Question

A and B entered into a partnership investing `16,000 and `12,000 respectively. After 3 months, A withdrew `5000 while B invested `5000 more. After 3 more months, C joins the business with a capital of `21,000. The share of B exceeds that of C, out of a total profit of `26,400 after one after by:

• A. 2400
• B. 3000
• C. 3600
• D. 4800

Answer 1

The Correct Option is C

To solve this problem, we need to calculate the profit share each partner receives based on their capital investment and the time for which the capital was invested.

Step 1: Determine the capital investment duration for each:

• A's Investment: A invested `16,000 for the first 3 months. After 3 months, A withdrew `5,000, remaining `11,000 for the next 9 months.

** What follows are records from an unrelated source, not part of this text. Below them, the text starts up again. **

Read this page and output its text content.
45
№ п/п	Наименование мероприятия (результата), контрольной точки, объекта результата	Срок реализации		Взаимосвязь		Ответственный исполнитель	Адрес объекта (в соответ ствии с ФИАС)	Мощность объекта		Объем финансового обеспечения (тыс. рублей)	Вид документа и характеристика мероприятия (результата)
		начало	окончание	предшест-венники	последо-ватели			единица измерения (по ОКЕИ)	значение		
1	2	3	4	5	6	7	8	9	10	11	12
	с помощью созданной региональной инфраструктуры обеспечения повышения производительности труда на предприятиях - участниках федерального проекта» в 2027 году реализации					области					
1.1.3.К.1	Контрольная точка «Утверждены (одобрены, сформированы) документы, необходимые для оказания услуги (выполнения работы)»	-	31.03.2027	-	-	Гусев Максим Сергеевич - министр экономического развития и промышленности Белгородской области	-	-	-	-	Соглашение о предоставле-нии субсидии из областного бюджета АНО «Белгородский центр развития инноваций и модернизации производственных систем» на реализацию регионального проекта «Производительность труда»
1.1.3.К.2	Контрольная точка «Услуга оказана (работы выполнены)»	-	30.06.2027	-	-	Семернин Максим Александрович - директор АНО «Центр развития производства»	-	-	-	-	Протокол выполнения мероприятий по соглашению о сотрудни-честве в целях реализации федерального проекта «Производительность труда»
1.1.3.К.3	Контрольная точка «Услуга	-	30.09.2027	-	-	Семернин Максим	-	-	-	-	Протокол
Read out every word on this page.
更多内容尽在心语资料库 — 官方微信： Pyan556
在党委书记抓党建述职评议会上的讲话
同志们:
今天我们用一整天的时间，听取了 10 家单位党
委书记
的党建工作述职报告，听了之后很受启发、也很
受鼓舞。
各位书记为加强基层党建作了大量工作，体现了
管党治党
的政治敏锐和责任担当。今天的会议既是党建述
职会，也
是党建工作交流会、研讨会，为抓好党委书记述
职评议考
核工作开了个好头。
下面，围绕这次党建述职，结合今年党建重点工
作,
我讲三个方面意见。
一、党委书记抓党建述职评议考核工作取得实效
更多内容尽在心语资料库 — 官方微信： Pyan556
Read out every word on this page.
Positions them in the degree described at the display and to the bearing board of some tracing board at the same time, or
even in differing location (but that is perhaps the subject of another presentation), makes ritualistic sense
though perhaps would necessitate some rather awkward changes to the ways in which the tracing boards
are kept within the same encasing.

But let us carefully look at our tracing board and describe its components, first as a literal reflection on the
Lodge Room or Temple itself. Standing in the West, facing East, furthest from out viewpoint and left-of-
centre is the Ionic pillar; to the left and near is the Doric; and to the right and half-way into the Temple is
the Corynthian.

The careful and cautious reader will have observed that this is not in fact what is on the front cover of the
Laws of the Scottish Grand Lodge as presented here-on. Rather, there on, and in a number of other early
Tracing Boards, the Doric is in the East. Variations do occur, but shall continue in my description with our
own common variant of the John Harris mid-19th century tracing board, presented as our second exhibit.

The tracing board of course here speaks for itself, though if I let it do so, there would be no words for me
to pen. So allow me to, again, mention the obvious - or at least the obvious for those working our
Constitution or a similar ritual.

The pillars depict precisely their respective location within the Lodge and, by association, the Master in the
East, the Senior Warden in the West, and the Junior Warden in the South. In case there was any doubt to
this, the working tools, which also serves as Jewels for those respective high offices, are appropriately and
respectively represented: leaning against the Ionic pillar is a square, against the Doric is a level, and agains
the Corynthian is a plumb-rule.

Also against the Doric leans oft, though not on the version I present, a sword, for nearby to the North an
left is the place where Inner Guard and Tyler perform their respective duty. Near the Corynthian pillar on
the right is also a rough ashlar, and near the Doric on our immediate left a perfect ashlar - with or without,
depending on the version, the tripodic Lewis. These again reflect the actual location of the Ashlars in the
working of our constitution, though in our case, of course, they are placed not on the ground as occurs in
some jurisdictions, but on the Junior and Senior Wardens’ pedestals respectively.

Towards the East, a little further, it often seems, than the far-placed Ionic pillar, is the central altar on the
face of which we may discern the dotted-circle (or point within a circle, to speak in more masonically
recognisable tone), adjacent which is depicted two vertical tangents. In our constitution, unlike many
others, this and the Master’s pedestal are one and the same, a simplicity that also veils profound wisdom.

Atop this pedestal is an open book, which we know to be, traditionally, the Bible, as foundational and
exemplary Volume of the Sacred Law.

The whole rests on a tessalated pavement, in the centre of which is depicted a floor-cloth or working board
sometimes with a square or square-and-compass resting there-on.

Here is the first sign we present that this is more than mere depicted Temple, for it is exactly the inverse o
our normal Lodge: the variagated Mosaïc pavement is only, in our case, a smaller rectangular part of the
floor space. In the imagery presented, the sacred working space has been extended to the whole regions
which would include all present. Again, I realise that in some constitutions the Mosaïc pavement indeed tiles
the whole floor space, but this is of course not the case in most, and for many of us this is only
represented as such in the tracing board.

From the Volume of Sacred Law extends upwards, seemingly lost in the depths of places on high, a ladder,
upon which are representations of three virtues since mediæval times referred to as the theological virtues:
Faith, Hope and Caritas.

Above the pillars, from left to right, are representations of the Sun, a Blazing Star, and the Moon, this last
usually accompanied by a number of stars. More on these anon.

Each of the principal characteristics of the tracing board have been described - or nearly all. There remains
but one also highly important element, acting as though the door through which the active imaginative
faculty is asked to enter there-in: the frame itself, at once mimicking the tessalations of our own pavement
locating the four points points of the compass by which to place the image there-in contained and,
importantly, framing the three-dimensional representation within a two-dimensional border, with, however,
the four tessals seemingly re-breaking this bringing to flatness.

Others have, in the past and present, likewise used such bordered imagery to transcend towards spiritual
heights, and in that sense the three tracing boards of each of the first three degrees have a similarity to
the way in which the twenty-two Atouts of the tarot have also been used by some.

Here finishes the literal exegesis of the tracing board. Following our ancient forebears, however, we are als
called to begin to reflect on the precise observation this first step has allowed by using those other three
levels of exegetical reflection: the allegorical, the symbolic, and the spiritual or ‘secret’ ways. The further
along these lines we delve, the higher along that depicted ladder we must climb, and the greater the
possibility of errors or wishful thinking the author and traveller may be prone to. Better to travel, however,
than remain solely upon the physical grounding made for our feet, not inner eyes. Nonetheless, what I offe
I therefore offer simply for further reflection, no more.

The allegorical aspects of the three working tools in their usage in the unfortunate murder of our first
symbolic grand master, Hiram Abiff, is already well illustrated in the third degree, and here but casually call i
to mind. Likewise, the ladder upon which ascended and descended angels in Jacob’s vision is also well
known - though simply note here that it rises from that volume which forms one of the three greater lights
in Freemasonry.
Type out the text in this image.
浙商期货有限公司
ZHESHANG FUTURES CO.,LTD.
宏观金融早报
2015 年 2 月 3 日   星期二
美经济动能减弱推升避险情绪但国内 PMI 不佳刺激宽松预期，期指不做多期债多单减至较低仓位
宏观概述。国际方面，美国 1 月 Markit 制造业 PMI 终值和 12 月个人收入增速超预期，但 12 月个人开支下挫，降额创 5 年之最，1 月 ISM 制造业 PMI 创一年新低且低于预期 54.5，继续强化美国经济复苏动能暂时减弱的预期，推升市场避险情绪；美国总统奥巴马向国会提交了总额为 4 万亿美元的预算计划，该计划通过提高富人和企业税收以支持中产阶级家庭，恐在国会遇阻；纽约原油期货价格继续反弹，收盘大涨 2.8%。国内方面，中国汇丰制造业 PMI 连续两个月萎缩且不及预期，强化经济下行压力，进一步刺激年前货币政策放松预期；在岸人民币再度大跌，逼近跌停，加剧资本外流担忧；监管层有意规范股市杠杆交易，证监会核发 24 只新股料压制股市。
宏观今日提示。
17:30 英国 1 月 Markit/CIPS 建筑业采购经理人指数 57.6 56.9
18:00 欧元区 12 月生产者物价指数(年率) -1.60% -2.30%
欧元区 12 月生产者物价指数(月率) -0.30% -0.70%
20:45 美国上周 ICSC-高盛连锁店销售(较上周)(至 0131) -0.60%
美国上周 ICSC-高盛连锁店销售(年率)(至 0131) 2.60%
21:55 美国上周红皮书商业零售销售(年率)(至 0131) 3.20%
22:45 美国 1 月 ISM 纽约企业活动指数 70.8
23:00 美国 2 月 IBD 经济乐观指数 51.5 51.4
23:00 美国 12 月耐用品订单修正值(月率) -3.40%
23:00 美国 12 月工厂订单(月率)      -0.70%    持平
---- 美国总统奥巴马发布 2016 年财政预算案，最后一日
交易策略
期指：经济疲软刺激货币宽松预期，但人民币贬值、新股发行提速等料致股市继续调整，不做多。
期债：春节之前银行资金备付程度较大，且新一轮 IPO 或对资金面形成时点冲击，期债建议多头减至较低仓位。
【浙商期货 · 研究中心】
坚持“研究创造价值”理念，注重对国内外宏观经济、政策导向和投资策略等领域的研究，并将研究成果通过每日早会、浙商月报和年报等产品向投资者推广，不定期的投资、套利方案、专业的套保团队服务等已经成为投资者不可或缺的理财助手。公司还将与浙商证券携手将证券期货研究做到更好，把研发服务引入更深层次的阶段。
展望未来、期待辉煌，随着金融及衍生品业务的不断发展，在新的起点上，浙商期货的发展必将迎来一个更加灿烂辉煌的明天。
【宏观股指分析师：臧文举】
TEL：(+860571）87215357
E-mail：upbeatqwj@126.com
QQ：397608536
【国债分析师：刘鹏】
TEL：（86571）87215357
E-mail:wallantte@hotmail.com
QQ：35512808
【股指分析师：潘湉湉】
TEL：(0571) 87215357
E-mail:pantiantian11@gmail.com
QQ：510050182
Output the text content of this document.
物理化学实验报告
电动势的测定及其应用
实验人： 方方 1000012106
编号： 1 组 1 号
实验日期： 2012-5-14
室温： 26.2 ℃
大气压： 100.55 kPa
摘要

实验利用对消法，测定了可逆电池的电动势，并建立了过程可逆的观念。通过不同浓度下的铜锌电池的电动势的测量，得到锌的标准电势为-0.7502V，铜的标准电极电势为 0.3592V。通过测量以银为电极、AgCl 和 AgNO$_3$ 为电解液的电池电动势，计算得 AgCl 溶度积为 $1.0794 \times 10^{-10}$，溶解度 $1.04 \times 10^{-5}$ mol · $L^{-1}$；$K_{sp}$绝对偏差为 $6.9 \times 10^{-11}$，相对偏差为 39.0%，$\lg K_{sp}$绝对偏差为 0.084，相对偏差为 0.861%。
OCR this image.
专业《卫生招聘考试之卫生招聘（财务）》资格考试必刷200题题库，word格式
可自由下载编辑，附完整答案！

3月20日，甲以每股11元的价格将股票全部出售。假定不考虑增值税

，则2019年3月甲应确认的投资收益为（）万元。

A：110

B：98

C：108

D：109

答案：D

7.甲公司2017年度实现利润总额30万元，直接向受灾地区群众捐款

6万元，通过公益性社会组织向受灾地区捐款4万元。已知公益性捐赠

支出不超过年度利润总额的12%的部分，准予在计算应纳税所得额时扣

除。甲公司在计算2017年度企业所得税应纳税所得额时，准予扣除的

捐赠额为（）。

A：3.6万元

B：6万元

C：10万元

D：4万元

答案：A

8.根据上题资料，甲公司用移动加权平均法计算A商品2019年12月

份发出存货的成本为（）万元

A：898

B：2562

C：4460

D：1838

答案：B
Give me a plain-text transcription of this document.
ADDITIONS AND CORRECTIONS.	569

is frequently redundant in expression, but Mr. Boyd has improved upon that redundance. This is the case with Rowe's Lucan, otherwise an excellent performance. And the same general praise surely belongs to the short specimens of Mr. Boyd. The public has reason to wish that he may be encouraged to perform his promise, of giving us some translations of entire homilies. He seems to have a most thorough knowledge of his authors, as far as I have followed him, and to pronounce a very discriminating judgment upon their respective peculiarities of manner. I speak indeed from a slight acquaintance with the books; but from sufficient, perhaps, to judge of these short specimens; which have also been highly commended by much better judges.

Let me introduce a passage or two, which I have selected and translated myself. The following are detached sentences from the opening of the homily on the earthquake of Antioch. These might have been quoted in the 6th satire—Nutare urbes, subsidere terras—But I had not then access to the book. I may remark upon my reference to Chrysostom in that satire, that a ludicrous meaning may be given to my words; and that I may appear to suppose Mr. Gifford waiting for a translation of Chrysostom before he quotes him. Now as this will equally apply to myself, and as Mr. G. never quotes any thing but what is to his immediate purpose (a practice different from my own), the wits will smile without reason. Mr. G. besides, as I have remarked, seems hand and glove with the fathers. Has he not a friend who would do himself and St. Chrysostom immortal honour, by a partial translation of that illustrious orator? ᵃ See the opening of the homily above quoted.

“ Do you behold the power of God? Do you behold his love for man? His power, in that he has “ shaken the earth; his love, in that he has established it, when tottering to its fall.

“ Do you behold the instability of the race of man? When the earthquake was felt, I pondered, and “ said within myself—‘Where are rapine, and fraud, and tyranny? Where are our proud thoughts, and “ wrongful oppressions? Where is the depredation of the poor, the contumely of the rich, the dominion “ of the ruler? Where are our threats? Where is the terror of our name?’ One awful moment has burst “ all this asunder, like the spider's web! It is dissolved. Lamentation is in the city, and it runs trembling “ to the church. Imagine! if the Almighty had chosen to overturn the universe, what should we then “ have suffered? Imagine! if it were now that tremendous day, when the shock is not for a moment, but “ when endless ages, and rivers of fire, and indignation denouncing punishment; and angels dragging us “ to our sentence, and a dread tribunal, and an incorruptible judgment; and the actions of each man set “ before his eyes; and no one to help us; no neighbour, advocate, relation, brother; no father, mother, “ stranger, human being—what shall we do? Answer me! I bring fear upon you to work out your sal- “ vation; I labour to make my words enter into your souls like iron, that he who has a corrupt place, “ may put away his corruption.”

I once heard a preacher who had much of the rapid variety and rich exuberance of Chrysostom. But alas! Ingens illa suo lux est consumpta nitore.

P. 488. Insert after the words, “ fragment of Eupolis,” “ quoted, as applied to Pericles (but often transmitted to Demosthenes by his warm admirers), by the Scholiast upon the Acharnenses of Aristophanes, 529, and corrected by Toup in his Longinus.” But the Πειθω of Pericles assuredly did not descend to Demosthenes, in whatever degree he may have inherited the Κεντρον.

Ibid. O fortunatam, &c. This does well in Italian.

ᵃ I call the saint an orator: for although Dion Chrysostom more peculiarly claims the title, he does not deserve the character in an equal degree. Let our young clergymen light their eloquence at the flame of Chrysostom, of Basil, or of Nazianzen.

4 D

Hence, A's capital contribution can be calculated as follows: \( (16000 \times 3) + (11000 \times 9) = 48000 + 99000 = 147000 \) (capital-months).
• B's Investment: B invested `12,000 initially. After 3 months, B added `5,000, bringing it to `17,000 for 9 months. Thus, B's capital is: \( (12000 \times 3) + (17000 \times 9) = 36000 + 153000 = 189000 \) (capital-months).
• C's Investment: C joined after 6 months with `21,000 for 6 months. Thus, C's capital is: \( 21000 \times 6 = 126000 \) (capital-months).

Step 2: Calculate total capital-months and individual shares:

• Total Capital-Months: \( 147000 + 189000 + 126000 = 462000 \)
• Profit Sharing Ratio:
  • A : \( \frac{147000}{462000} \)
  • B : \( \frac{189000}{462000} \)
  • C : \( \frac{126000}{462000} \)

Step 3: Calculate the Profit Share:

• Total Profit: `26,400
• Share for B: \( 26400 \times \frac{189000}{462000} = 10800 \)
• Share for C: \( 26400 \times \frac{126000}{462000} = 7200 \)

The difference in profit share between B and C is \( 10800 - 7200 = 3600 \).

Conclusion: B's share exceeds C's by `3600. Therefore, the correct answer is 3600.